To make clean edits, know how to use your program’s snapping routine. When entering or editing contiguous or connected features, snapping moves your cursor slightly to align it with an existing node (vertex). This reduces overshoots, undershoots, and redundant points and lines.
While all GIS packages have entering and editing capabilities, many programs do not make editing (and entry) easy or intuitive. Because of this, many GIS users import their feature layers into CAD systems for detailed editing and data entry. CAD programs have specialized, easy-to-use tools for editing features. Why is CAD easier for entry and editing? They were created for precise drawing and drafting. GIS programs usually focus on compiling layers and on analyzing them.
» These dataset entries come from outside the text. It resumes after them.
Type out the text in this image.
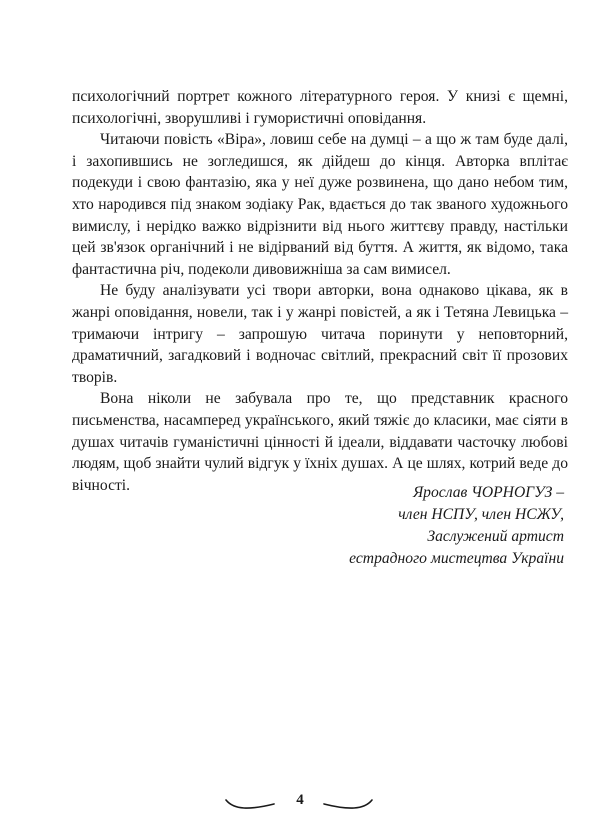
психологічний портрет кожного літературного героя. У книзі є щемні, психологічні, зворушливі і гумористичні оповідання.

Читаючи повість «Віра», ловиш себе на думці – а що ж там буде далі, і захопившись не зогледишся, як дійдеш до кінця. Авторка вплітає подекуди і свою фантазію, яка у неї дуже розвинена, що дано небом тим, хто народився під знаком зодіаку Рак, вдається до так званого художнього вимислу, і нерідко важко відрізнити від нього життєву правду, настільки цей зв'язок органічний і не відірваний від буття. А життя, як відомо, така фантастична річ, подеколи дивовижніша за сам вимисел.

Не буду аналізувати усі твори авторки, вона однаково цікава, як в жанрі оповідання, новели, так і у жанрі повістей, а як і Тетяна Левицька – тримаючи інтригу – запрошую читача поринути у неповторний, драматичний, загадковий і водночас світлий, прекрасний світ її прозових творів.

Вона ніколи не забувала про те, що представник красного письменства, насамперед українського, який тяжіє до класики, має сіяти в душах читачів гуманістичні цінності й ідеали, віддавати часточку любові людям, щоб знайти чулий відгук у їхніх душах. А це шлях, котрий веде до вічності.	Ярослав ЧОРНОГУЗ –
член НСПУ, член НСЖУ,
Заслужений артист
естрадного мистецтва України
4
Many agencies and companies that use both CAD and GIS programs often refer to their CAD programs as legacy systems—an adjective that refers to their past prominence and infers that their organization is moving away from them. Many organizations, however, recognize CAD’s superior data entry capability and expect to keep these systems at least for a while.
Geometric conversion consists of routines that change feature types between points, lines, and polygons. Perhaps the most frequent geometric transformation is the conversion of lines to polygons. This happens a lot because many CAD programs often use line segments to build parcels (and other features), but within a GIS these features are best coded as polygons. Another routine changes points to contours (lines), which are used to portray surface relief as a set of lines that connect points of the same value. Conceptually, contours are “threaded” through the points (or pixels) along approximate lines of constant value. Points are also frequently produced from polygons. This routine creates a “centroid”, a central point, usually placed at the intersection of the north-south and east-west mid points.